Corey Norman’s two-game ban with one suspended and a $20,000 fine for a street brawl shapes as a sticking point for the NRL and the players’ union, with Norman adamant he was acting in self-defence.
The St George Illawarra half will fight his proposed sanction this week, before a final outcome is determined.
Even if he appeals that, it’s understood the NRL will want the case finalised before the season kicks off on March 11.
However, it appears highly unlikely the bigger issue will fade that quick.
In a statement on Monday night, Rugby League Players Association boss Clint Newton claimed several players had told him they were concerned by the NRL’s stance.
Namely, they were frustrated with “the lack of protection” offered by the game when players were targeted in public.
But the ARL Commission chairman hit back on Tuesday, adamant that was not the case and that the game’s attractiveness to sponsors was also at risk.
“No-one is working harder for the players than us. So it’s a bit disappointing to see those statements that are being made,” V’landys told AAP.
“We should all be concentrating on that perception that is out there in the marketplace.
“What I have said publicly and continue to say is that 99 per cent of our players are fantastic.
“Because they do a lot of things in the community they don’t get recognised for.
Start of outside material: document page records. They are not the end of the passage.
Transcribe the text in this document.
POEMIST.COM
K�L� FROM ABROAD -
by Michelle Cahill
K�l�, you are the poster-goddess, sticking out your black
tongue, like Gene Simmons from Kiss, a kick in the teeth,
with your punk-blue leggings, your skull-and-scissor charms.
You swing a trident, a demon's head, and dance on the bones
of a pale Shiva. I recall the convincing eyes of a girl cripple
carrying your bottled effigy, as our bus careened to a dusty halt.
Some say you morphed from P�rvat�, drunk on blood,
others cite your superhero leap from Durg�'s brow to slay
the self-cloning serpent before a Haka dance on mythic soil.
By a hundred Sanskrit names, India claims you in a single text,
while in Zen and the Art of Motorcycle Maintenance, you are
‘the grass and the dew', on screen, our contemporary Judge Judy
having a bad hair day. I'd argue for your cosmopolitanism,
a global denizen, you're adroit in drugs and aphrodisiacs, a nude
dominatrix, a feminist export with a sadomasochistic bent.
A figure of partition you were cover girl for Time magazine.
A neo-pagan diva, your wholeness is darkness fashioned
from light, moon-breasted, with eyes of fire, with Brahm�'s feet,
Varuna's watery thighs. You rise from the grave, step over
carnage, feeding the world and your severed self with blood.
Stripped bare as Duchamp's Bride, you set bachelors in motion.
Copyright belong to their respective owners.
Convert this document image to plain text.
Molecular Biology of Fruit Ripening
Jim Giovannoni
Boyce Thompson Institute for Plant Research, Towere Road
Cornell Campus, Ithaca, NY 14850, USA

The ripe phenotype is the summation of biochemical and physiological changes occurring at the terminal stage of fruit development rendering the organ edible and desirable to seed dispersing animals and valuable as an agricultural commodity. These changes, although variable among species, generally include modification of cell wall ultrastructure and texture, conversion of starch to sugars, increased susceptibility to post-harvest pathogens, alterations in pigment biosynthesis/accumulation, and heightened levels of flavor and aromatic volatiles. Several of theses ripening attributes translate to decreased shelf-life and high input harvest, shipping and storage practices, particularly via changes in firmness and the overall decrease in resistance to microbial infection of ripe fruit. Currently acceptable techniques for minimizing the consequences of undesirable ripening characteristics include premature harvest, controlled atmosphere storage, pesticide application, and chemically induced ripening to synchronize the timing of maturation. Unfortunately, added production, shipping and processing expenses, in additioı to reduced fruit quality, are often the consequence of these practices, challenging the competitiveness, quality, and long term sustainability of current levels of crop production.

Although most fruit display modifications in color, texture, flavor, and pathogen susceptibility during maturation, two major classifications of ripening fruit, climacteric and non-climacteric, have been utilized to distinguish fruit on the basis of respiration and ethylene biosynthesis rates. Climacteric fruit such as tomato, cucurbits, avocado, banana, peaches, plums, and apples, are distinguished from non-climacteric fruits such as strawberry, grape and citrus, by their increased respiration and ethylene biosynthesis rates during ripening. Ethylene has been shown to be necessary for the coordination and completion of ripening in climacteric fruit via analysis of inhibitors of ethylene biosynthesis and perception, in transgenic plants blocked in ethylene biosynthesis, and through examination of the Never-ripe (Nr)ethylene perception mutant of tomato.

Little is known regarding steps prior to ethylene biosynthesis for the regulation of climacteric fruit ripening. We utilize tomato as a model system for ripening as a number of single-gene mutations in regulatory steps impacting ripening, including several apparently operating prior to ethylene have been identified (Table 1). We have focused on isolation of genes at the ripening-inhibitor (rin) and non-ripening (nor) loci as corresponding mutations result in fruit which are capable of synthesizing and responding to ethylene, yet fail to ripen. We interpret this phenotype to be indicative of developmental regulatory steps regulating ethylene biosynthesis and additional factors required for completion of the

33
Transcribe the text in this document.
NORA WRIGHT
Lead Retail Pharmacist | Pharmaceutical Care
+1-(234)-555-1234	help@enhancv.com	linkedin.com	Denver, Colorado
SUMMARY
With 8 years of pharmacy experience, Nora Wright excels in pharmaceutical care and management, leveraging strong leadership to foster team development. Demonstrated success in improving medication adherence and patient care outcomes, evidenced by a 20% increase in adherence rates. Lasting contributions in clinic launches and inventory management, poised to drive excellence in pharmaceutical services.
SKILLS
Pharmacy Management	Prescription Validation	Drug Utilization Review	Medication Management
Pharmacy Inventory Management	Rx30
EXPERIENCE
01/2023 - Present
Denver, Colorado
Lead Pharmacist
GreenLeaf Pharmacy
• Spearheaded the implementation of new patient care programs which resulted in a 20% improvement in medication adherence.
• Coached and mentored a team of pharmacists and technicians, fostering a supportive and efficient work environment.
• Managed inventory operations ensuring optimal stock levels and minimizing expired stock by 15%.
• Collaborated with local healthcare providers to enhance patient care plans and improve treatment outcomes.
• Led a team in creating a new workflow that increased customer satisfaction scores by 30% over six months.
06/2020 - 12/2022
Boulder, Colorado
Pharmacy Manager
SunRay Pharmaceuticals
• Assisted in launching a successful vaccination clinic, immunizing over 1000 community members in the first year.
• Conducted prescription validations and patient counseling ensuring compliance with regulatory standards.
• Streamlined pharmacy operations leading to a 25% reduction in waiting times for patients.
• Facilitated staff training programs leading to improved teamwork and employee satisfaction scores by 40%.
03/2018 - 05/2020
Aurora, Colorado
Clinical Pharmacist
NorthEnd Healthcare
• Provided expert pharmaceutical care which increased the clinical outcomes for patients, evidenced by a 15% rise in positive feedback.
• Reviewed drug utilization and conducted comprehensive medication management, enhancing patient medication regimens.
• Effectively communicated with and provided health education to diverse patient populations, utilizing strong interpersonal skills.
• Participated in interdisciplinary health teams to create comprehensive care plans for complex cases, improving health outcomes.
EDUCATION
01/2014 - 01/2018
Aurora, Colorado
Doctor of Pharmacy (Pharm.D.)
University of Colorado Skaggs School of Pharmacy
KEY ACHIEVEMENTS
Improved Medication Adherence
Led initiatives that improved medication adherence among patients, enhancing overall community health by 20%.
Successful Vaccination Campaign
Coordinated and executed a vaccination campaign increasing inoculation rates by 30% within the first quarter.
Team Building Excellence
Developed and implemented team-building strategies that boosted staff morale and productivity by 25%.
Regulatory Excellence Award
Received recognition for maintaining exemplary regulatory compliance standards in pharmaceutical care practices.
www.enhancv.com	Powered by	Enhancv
“However, the 1 per cent who do the wrong thing tarnish the rest.
The incident comes as the RLPA wants to meet with the NRL and seek independent advice over the league’s plan to increase fines for off-field incidents.
Norman is not the first player to unsuccessfully claim self-defence in an off-field incident, after stating he was protecting himself and James Segeyaro after the latter was racially abused.
Nelson Asofa-Solomona was suspended for three Tests in 2019 after arguing he was protecting Suliasi Vunivalu when he threw several punches in a brawl in Bali, although some former players called the ban “an absolute disgrace” and “dehumanising”.
The Norman incident prompted Brisbane veteran Alex Glenn to claim this week that a player would end up in hospital because he feared an NRL punishment if he defended himself.
But V’landys labelled Glenn’s comments as “scaremongering”, maintaining players could defend themselves when in danger.
“I think it’s a bit of an overreach to say players are going to end up in hospital, because naturally players can defend themselves,” V’landys said.
“From my understanding with the Corey Norman case he didn’t need to retaliate.
“By all means people need to be able to defend themselves and no one is arguing against that.
“Every case is looked at on its merits and the integrity unit analysed that he had some fault, and I have to accept that.
“But it’s an overreach to say players will end up in hospital, because that is not the case at all.
“I don’t think you need to use scaremongering to make a point.”